As epidemics progress, trading and tourism are usually affected in short shrift. Even if the threat from the particular virus is relatively small, the fear of infection makes tourists stay away. Businesses can be fundamentally affected, altering organisational function, culture, and decimating both upstream and downstream processes. The situation can be easily compounded when the personal threat from an epidemic is considerable. Many are apprehensive that a new virus will soon emerge that will be both easily transmissible between people and produce severe symptoms. In this situation, ensuring that comprehensive Pandemic Preparedness has occurred is a business essential: protecting employees by minimising their risk of contracting the illness, establishing infectious disease protocols, and defining business continuity processes, will be crucial to the functioning of any responsible organisation.

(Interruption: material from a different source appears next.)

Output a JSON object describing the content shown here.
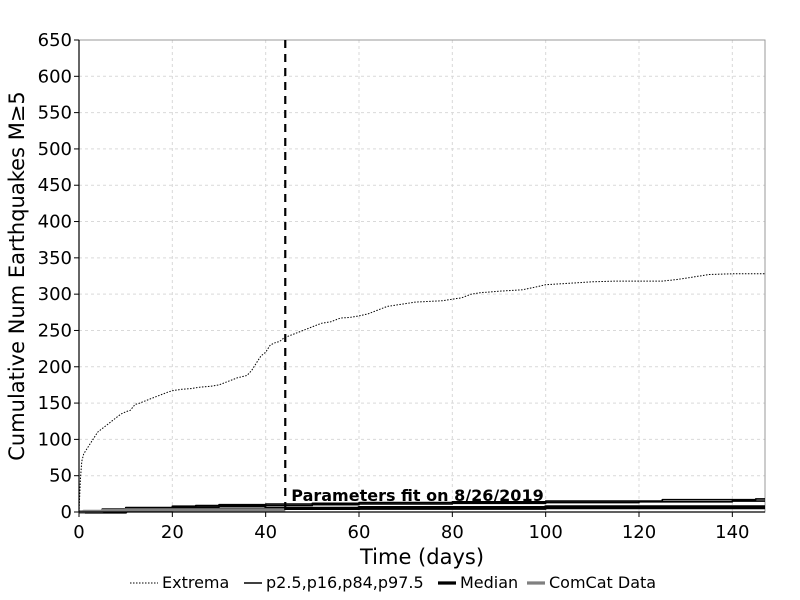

At present, we’re not sure how serious the new Coronavirus epidemic will become. There have been two recent Coronavirus epidemics that have followed distinct courses: SARS (Severe Acute Respiratory Syndrome) and MERS (Middle-East Respiratory Syndrome). Both illnesses have emerged since the turn of the Millennium. SARS produced severe illness in a younger demographic than is often affected by respiratory illness, causing fears that the economically active members of society would be particularly devastated. MERS produced profound disease in those with pre-existing medical conditions, however, being particularly virulent in those with diabetes or other chronic illnesses. Although SARS has chiefly died out, regular MERS cases are still being reported from the Middle-East. Preliminary signs suggest the new Coronavirus may be more akin to the MERS virus - but more evidence is required.

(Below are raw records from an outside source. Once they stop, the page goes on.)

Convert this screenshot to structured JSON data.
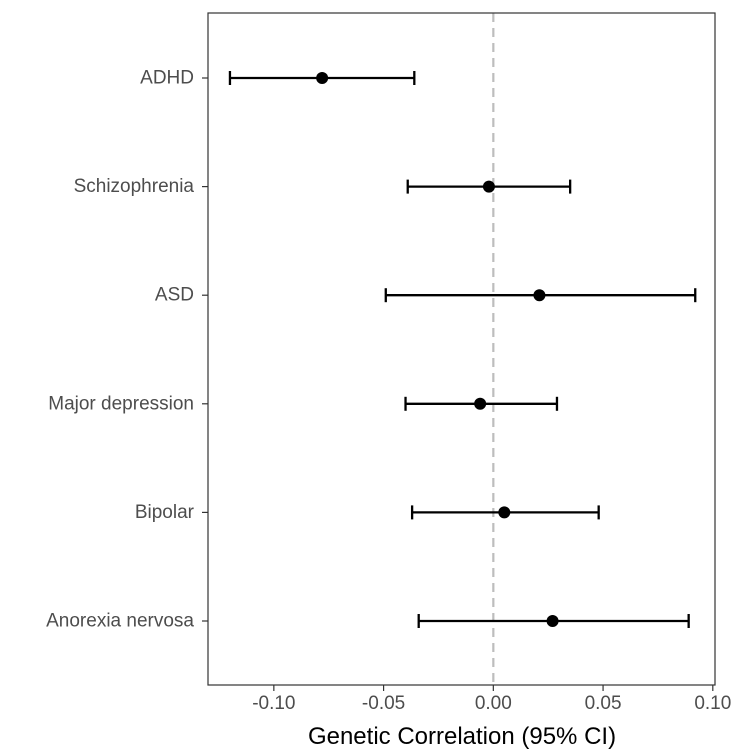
{
  "chart_data": {
    "type": "scatter",
    "subtype": "forest-plot",
    "title": "",
    "xlabel": "Genetic Correlation (95% CI)",
    "ylabel": "",
    "xlim": [
      -0.13,
      0.101
    ],
    "xticks": [
      -0.1,
      -0.05,
      0.0,
      0.05,
      0.1
    ],
    "xtick_labels": [
      "-0.10",
      "-0.05",
      "0.00",
      "0.05",
      "0.10"
    ],
    "categories": [
      "ADHD",
      "Schizophrenia",
      "ASD",
      "Major depression",
      "Bipolar",
      "Anorexia nervosa"
    ],
    "estimates": [
      -0.078,
      -0.002,
      0.021,
      -0.006,
      0.005,
      0.027
    ],
    "ci_lower": [
      -0.12,
      -0.039,
      -0.049,
      -0.04,
      -0.037,
      -0.034
    ],
    "ci_upper": [
      -0.036,
      0.035,
      0.092,
      0.029,
      0.048,
      0.089
    ],
    "reference_line": 0,
    "grid": false,
    "legend": "none",
    "colors": {
      "point": "#000000",
      "errorbar": "#000000",
      "reference_line": "#bdbdbd",
      "panel_border": "#333333",
      "tick_label": "#4d4d4d"
    }
  }
}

Whether this new strain of virus proves to traverse the globe, severely affecting thousands, or not, one day a new virus certainly will do. Once established, a novel virus is perhaps unlikely to mutate to become the ‘killer virus’ beloved of tabloids, but the risk does remain that in the future a particular combination of infections in a herd of animals, produces a strain that not only escapes the control of our immune systems, but is easily transmitted from human to human.